The best way to keep them standing is to prop them up. Judith King, who writes a Web site devoted to hydrangeas, has several suggestions. She says you can plant them next to a decorative fence, plant three Annabelle shrubs together so they prop each other up, or, early in the spring, surround each plant with a short wire cage. As they leaf out and grow, the foliage hides the cage, and all you see is your tall, lovely hydrangeas, happily standing.

One cultural practice to consider: Some gardeners cut the stems of Annabelles close to the ground in the fall. Since these hydrangeas bloom on new growth, they’ll grow and bloom just fine next summer, but the stems will not have had a chance to thicken. If you leave the stems 18 to 24 inches tall, those stouter stems will help support the newer branches and blooms next year. 

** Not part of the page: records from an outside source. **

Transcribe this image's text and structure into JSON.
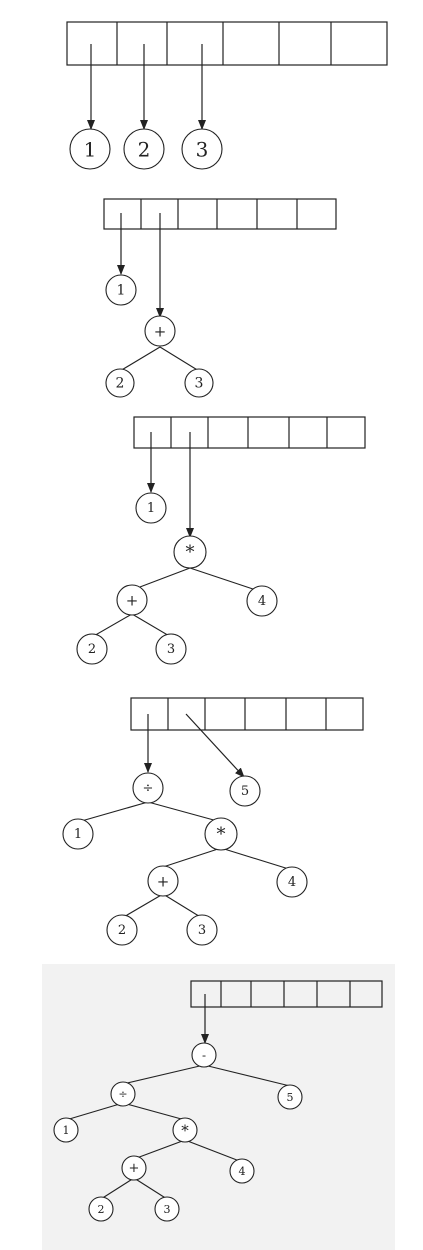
{
  "colors": {
    "stroke": "#222222",
    "stage5_background": "#f2f2f2",
    "operator_text": "#555555",
    "text": "#222222"
  },
  "stages": [
    {
      "nodes": {
        "n1": "1",
        "n2": "2",
        "n3": "3"
      }
    },
    {
      "nodes": {
        "n1": "1",
        "plus": "+",
        "n2": "2",
        "n3": "3"
      }
    },
    {
      "nodes": {
        "n1": "1",
        "times": "*",
        "plus": "+",
        "n4": "4",
        "n2": "2",
        "n3": "3"
      }
    },
    {
      "nodes": {
        "div": "÷",
        "n5": "5",
        "n1": "1",
        "times": "*",
        "plus": "+",
        "n4": "4",
        "n2": "2",
        "n3": "3"
      }
    },
    {
      "nodes": {
        "minus": "-",
        "div": "÷",
        "n5": "5",
        "n1": "1",
        "times": "*",
        "plus": "+",
        "n4": "4",
        "n2": "2",
        "n3": "3"
      }
    }
  ]
}
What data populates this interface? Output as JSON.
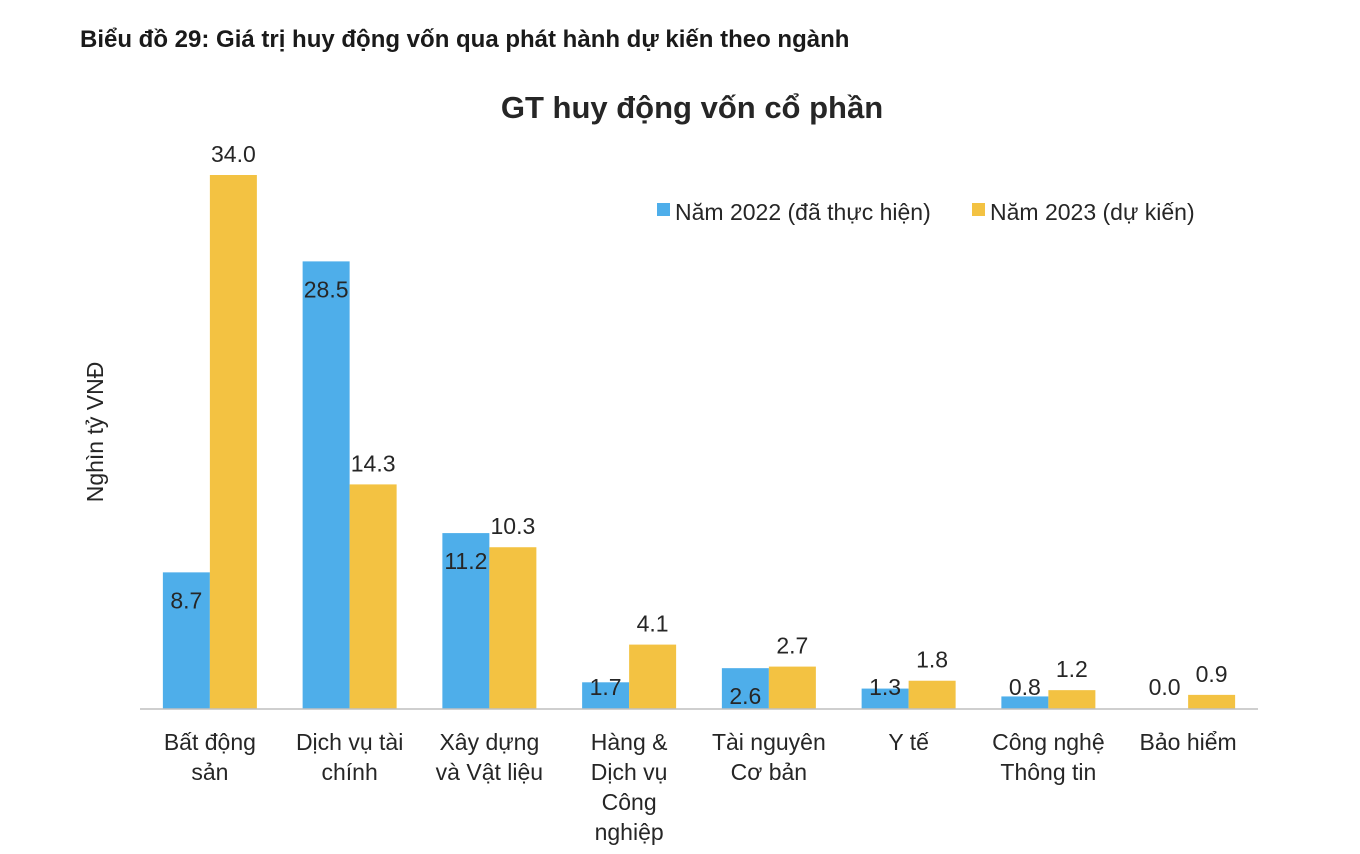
{
  "page": {
    "heading": "Biểu đồ 29: Giá trị huy động vốn qua phát hành dự kiến theo ngành"
  },
  "chart_data": {
    "type": "bar",
    "title": "GT huy động vốn cổ phần",
    "ylabel": "Nghìn tỷ VNĐ",
    "xlabel": "",
    "ylim": [
      0,
      34.0
    ],
    "grid": false,
    "legend_position": "top-right",
    "categories": [
      [
        "Bất động",
        "sản"
      ],
      [
        "Dịch vụ tài",
        "chính"
      ],
      [
        "Xây dựng",
        "và Vật liệu"
      ],
      [
        "Hàng &",
        "Dịch vụ",
        "Công",
        "nghiệp"
      ],
      [
        "Tài nguyên",
        "Cơ bản"
      ],
      [
        "Y tế"
      ],
      [
        "Công nghệ",
        "Thông tin"
      ],
      [
        "Bảo hiểm"
      ]
    ],
    "series": [
      {
        "name": "Năm 2022 (đã thực hiện)",
        "color": "#4eaeea",
        "values": [
          8.7,
          28.5,
          11.2,
          1.7,
          2.6,
          1.3,
          0.8,
          0.0
        ],
        "labels": [
          "8.7",
          "28.5",
          "11.2",
          "1.7",
          "2.6",
          "1.3",
          "0.8",
          "0.0"
        ]
      },
      {
        "name": "Năm 2023 (dự kiến)",
        "color": "#f3c242",
        "values": [
          34.0,
          14.3,
          10.3,
          4.1,
          2.7,
          1.8,
          1.2,
          0.9
        ],
        "labels": [
          "34.0",
          "14.3",
          "10.3",
          "4.1",
          "2.7",
          "1.8",
          "1.2",
          "0.9"
        ]
      }
    ]
  }
}
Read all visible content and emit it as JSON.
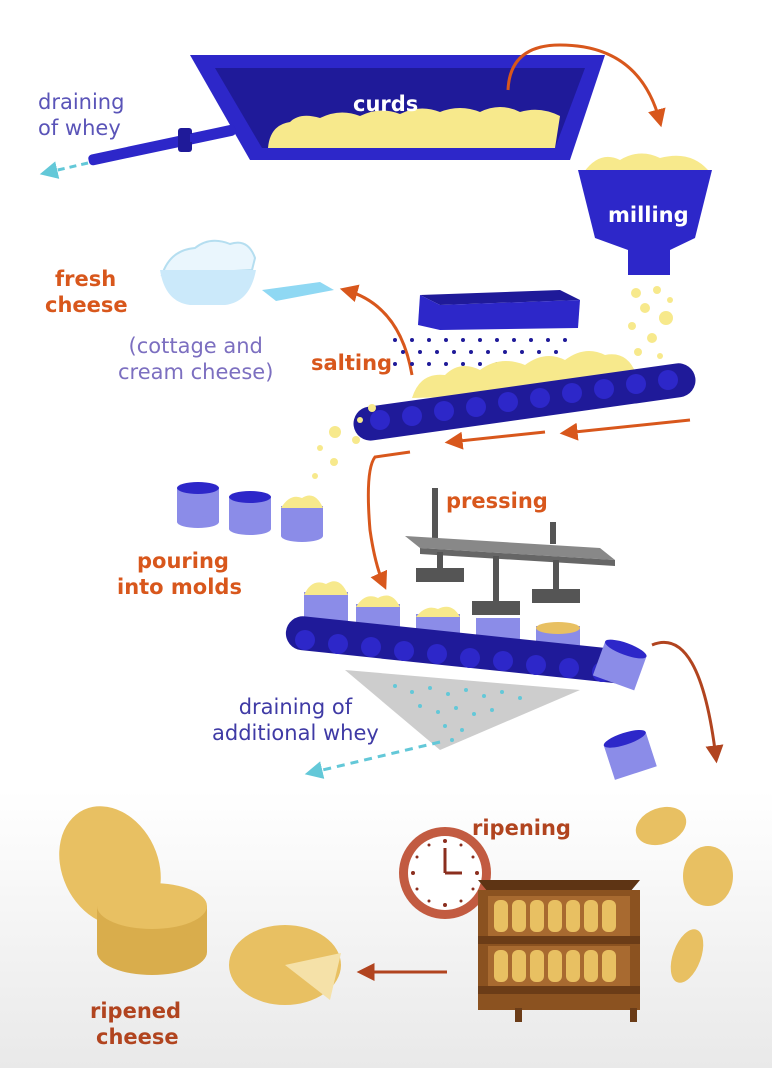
{
  "diagram": {
    "steps": {
      "curds": "curds",
      "draining_whey": [
        "draining",
        "of whey"
      ],
      "milling": "milling",
      "fresh_cheese": [
        "fresh",
        "cheese"
      ],
      "fresh_cheese_examples": [
        "(cottage and",
        "cream cheese)"
      ],
      "salting": "salting",
      "pressing": "pressing",
      "pouring": [
        "pouring",
        "into molds"
      ],
      "draining_additional": [
        "draining of",
        "additional whey"
      ],
      "ripening": "ripening",
      "ripened_cheese": [
        "ripened",
        "cheese"
      ]
    },
    "colors": {
      "vat_blue": "#2d27c9",
      "curd_yellow": "#f7e98c",
      "arrow_orange": "#d8571c",
      "whey_cyan": "#63c8d8",
      "cheese_gold": "#e8c062",
      "shelf_brown": "#8b5220",
      "clock_red": "#c25b41",
      "bottom_bg": "#eeeeee"
    }
  }
}
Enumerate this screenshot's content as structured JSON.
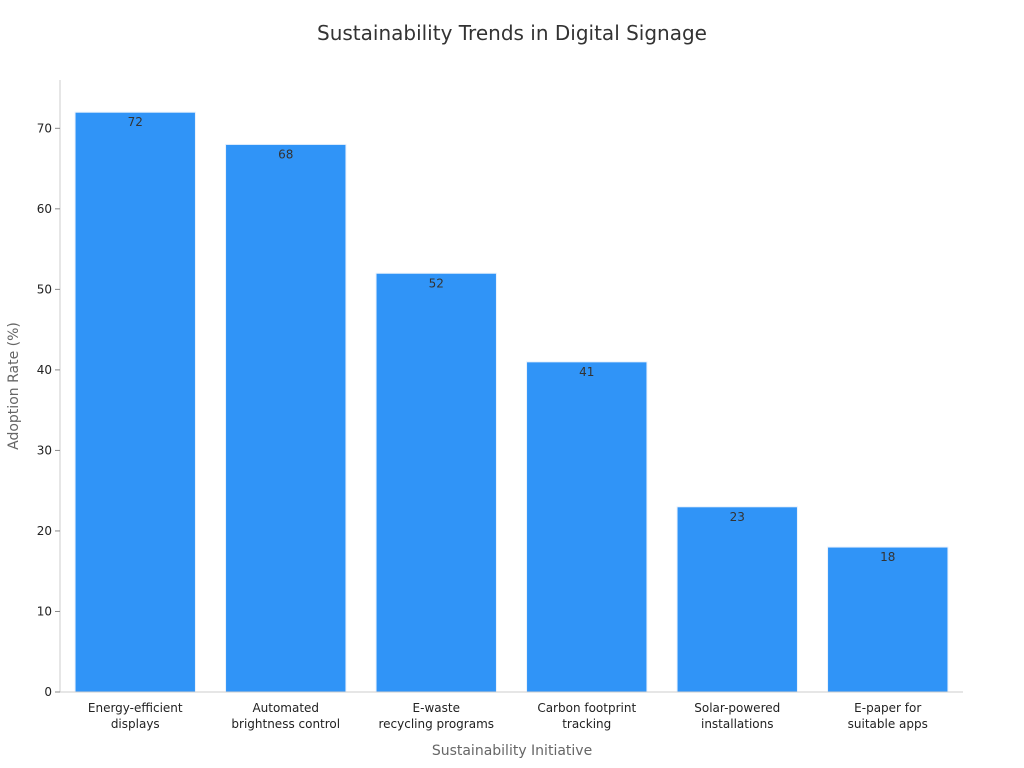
{
  "chart_data": {
    "type": "bar",
    "title": "Sustainability Trends in Digital Signage",
    "xlabel": "Sustainability Initiative",
    "ylabel": "Adoption Rate (%)",
    "categories": [
      [
        "Energy-efficient",
        "displays"
      ],
      [
        "Automated",
        "brightness control"
      ],
      [
        "E-waste",
        "recycling programs"
      ],
      [
        "Carbon footprint",
        "tracking"
      ],
      [
        "Solar-powered",
        "installations"
      ],
      [
        "E-paper for",
        "suitable apps"
      ]
    ],
    "values": [
      72,
      68,
      52,
      41,
      23,
      18
    ],
    "ylim": [
      0,
      76
    ],
    "yticks": [
      0,
      10,
      20,
      30,
      40,
      50,
      60,
      70
    ],
    "grid": false,
    "bar_color": "#3094f7",
    "bar_edge_color": "#e8f1fc"
  }
}
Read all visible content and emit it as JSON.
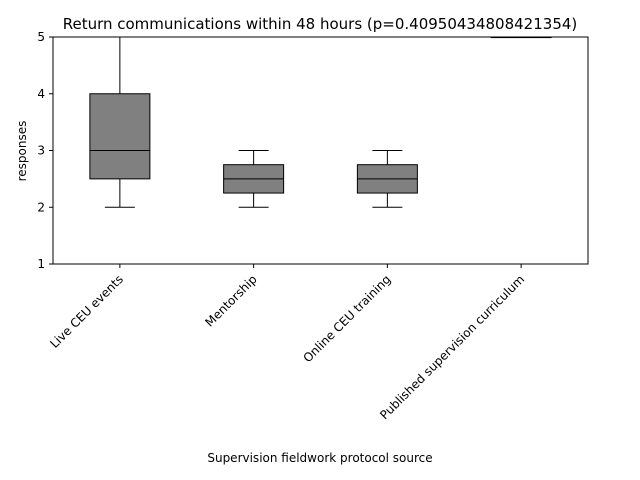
{
  "chart_data": {
    "type": "box",
    "title": "Return communications within 48 hours (p=0.40950434808421354)",
    "xlabel": "Supervision fieldwork protocol source",
    "ylabel": "responses",
    "ylim": [
      1,
      5
    ],
    "yticks": [
      "1",
      "2",
      "3",
      "4",
      "5"
    ],
    "grid": false,
    "categories": [
      "Live CEU events",
      "Mentorship",
      "Online CEU training",
      "Published supervision curriculum"
    ],
    "boxes": [
      {
        "whisker_low": 2,
        "q1": 2.5,
        "median": 3,
        "q3": 4,
        "whisker_high": 5
      },
      {
        "whisker_low": 2,
        "q1": 2.25,
        "median": 2.5,
        "q3": 2.75,
        "whisker_high": 3
      },
      {
        "whisker_low": 2,
        "q1": 2.25,
        "median": 2.5,
        "q3": 2.75,
        "whisker_high": 3
      },
      {
        "whisker_low": 5,
        "q1": 5,
        "median": 5,
        "q3": 5,
        "whisker_high": 5
      }
    ],
    "colors": {
      "box_fill": "#808080",
      "stroke": "#000000"
    }
  }
}
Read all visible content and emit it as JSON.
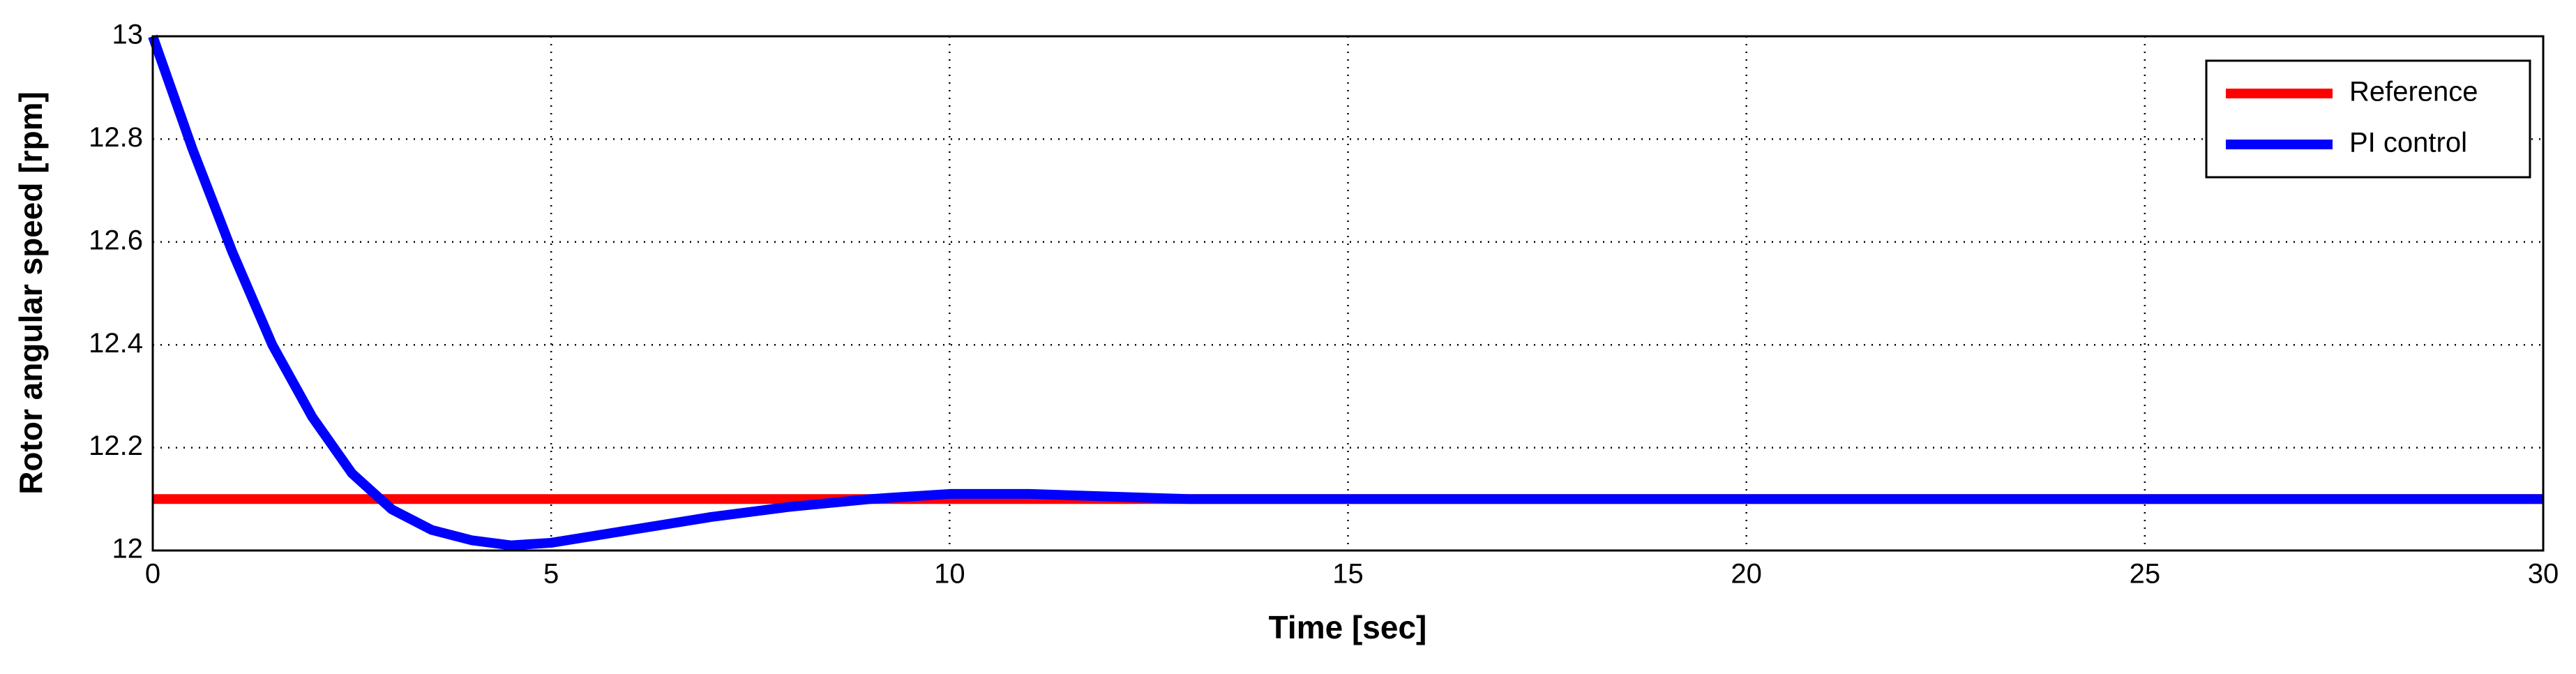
{
  "chart_data": {
    "type": "line",
    "xlabel": "Time [sec]",
    "ylabel": "Rotor angular speed [rpm]",
    "series": [
      {
        "name": "Reference",
        "color": "#ff0000",
        "x": [
          0,
          30
        ],
        "values": [
          12.1,
          12.1
        ]
      },
      {
        "name": "PI control",
        "color": "#0000ff",
        "x": [
          0,
          0.5,
          1,
          1.5,
          2,
          2.5,
          3,
          3.5,
          4,
          4.5,
          5,
          6,
          7,
          8,
          9,
          10,
          11,
          12,
          13,
          14,
          15,
          20,
          25,
          30
        ],
        "values": [
          13,
          12.78,
          12.58,
          12.4,
          12.26,
          12.15,
          12.08,
          12.04,
          12.02,
          12.01,
          12.015,
          12.04,
          12.065,
          12.085,
          12.1,
          12.11,
          12.11,
          12.105,
          12.1,
          12.1,
          12.1,
          12.1,
          12.1,
          12.1
        ]
      }
    ],
    "xlim": [
      0,
      30
    ],
    "xticks": [
      0,
      5,
      10,
      15,
      20,
      25,
      30
    ],
    "ylim": [
      12,
      13
    ],
    "yticks": [
      12,
      12.2,
      12.4,
      12.6,
      12.8,
      13
    ],
    "grid": true,
    "legend": "upper right"
  }
}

As for why the flowers sometimes do poorly after they’re cut (they sometimes wilt within an hour or two), Judith King says this seems to be caused by a sticky substance that clogs up the stem. Try this:

When you go out to cut hydrangeas, take a container of water and put the stem in water immediately after you cut it. Back indoors, boil more water and pour it into another container. Cut the hydrangea stems to the desired length, then stand the stems in the hot water for 30 seconds. Immediately put them into room temperature water in an arrangement. King says it works like a charm.

Got moles? They’re all over – or under — my kitchen garden. My next plan of attack will be a castor oil recipe that’s supposed to encourage them to move on. Read about it over at Turning Toward the Sun: A Garden Journal.


2 Responses

  1. I’m glad I didn’t read your post on using the Annabelle hydrangea blooms as cut flowers before I cut one. I planted an Annabelle shrub just about 6 weeks ago. My dog, looking for a cool spot, began digging right next to the newly planted shrub–we have since fenced off the area!–and dislodged one of the lower branches that had a bloom on it. I clipped the end and immediately stuck it in a vase. Nearly 2 weeks later, it is still blooming! It’s probably beginner’s luck, and I daren’t try it ever again…

  2. They don’t always wilt when you cut them – but sometimes they do, and this technique is supposed to help avoid that possibility. You can also try it to rejuvenate a cut bloom that has wilted. Good luck with the new shrub!